Cat picks school bus to deliver kittens

Justin Head

Thursday morning started no different that any other day for Canisteo-Greenwood bus driver Karl Crittenden.

It got a lot more interesting after he made his morning run.

Crittenden may just be the first school bus driver to complete trips to four different territories with a cat that had just given birth to kittens on a bus — and not even know about it.

“I didn’t have a clue they were there. Of course, with my hearing that is not surprising,” said Crittenden, a driver for the past 25 years.

He was shocked when he went to throw away a winter hat on the floor behind a trash can and touched something soft and fury.

“I couldn’t believe my eyes. I noticed this tiger-looking thing and there she was with all them kittens,” he said.

The cat was familiar to Crittenden, who with others had been helping to take care of her at the Greenwood bus garage since last November.

“She started hanging around the Dumpster, looking for food and stuff,” Crittenden said. As the weather grew colder they started allowing the cat to come into the bus garage because they felt bad for her.

Little is known about the healthy-looking gray-and-black tiger cat with hints of orange. She showed up at the bus garage in the fall of last year and is believed to be a stray. She has never been given a name.

“Maybe we’ll call her Nine, that’s the bus she was on, or Ninea,” said Crittenden.

The cat was given a litter box under a desk in the bus garage and slept on an upholstered chair near the desk. Crittenden wouldn’t deny that the cat is used to warm milk and special treatment. She started sleeping in the garage and it became her home.

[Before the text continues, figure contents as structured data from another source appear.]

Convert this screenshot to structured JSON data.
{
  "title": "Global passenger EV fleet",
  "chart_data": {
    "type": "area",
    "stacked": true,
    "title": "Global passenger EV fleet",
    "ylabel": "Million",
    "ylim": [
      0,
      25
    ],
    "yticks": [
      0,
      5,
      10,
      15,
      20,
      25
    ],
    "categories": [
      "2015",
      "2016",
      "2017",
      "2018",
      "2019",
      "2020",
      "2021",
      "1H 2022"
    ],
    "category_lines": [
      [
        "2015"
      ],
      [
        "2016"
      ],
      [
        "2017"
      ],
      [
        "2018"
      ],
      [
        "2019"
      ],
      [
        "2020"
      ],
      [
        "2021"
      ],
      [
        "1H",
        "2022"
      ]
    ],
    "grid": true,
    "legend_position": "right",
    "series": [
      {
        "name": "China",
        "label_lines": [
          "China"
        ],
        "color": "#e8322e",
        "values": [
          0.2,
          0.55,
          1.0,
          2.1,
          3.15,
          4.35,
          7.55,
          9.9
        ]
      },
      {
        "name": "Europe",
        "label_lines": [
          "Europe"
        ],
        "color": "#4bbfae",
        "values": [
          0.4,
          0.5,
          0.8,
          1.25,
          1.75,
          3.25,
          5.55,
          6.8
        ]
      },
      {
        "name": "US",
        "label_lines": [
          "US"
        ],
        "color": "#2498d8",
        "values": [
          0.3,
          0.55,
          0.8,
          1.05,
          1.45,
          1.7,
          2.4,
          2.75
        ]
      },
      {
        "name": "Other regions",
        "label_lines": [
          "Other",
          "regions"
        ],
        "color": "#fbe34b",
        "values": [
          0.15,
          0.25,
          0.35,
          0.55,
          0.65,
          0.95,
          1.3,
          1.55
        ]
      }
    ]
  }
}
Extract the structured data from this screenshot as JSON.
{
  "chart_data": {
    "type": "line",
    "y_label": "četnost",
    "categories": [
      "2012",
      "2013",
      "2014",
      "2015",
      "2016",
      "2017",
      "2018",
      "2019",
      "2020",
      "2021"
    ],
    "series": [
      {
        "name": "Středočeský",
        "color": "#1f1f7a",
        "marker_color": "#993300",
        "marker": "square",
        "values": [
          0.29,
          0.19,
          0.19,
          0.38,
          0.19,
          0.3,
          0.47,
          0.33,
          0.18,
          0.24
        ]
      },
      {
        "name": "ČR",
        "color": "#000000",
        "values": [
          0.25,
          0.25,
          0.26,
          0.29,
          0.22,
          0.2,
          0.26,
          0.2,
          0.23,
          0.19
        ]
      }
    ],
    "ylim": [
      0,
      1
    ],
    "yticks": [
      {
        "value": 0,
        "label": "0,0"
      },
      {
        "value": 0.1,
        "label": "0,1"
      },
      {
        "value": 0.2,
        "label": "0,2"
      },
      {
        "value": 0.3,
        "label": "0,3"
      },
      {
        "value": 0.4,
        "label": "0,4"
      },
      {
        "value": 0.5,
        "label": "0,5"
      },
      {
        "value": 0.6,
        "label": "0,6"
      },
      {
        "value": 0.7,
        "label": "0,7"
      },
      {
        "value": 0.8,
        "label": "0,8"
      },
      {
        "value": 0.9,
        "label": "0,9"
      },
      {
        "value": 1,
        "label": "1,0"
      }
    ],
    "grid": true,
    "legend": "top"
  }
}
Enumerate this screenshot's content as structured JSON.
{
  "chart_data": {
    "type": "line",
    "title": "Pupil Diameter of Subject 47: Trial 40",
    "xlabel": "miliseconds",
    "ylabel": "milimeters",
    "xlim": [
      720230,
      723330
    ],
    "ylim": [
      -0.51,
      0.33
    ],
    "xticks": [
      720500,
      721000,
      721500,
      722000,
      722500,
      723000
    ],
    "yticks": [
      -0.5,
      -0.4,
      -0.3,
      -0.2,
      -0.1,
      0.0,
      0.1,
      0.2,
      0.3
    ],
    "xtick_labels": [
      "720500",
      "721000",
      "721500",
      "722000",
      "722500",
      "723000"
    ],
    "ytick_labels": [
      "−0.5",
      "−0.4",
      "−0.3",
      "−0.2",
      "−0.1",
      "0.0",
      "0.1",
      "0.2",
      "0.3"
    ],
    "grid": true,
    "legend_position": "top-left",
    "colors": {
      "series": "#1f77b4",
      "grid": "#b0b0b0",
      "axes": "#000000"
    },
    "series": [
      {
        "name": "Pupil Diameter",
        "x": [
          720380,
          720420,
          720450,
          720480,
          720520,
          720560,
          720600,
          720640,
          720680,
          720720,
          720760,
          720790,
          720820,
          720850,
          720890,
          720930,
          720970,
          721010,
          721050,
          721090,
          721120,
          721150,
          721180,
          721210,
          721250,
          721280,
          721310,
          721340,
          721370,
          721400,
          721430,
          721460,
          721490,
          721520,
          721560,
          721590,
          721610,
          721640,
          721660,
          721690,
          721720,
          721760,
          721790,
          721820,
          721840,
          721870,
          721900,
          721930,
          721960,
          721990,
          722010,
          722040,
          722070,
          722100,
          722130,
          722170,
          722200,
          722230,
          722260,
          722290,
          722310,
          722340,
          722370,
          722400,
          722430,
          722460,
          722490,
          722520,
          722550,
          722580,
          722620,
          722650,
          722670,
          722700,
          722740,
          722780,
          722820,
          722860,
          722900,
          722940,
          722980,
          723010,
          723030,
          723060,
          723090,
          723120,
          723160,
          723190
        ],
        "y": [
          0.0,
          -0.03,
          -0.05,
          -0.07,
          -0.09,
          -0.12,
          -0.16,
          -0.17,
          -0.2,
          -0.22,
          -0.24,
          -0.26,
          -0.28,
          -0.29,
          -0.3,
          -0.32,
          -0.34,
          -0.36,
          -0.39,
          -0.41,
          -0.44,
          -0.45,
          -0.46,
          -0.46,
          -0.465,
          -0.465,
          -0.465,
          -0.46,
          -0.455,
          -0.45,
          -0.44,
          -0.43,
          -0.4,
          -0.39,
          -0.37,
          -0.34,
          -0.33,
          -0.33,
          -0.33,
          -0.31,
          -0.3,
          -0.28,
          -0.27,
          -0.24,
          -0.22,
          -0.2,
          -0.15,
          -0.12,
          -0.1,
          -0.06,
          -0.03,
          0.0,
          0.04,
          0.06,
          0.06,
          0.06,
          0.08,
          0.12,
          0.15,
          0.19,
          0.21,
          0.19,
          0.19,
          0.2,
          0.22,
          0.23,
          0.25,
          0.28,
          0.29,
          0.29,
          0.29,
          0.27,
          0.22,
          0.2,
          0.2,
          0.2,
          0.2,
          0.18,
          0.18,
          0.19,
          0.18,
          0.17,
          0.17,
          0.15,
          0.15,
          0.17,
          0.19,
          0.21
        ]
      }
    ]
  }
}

“She got so she knew my car and she’d be waiting for me when I showed up in the morning,” Crittenden said.

What’s unexplainable is how she got into the bus and why she chose Crittenden’s bus to give birth. He said no windows were open when he left the night before, and the cat usually ran from the sound of the buses. 

When the kittens were discovered, he tried to move them into a box, but the mother kept picking them up with her teeth and bringing them back to behind the trash can. So, nestled in a hooded sweatshirt in a compartment behind a garbage can between the fire wall of the bus and the engine, the mother and her newborns stayed for the remainder of the day.

For eight or nine hours the cats rode the bus as Crittenden traveled to the North Hornell School, Hornell Intermediate and high school, Canisteo-Greenwood elementary and high school and back to the Greenwood bus garage. Students held the mother so she would not leap from the bus during stops.

“They’re so cute,” said Liz Clugston, 15, of Canisteo, about the kittens.

Crittenden said he contacted the Hornell Humane Society about caring for the cats, but was told they did not have any room for them. He said a Greenwood bus driver agreed to take in the mother if she gets spayed.

“Finding a home for the kittens shouldn’t be a problem,” Crittenden said.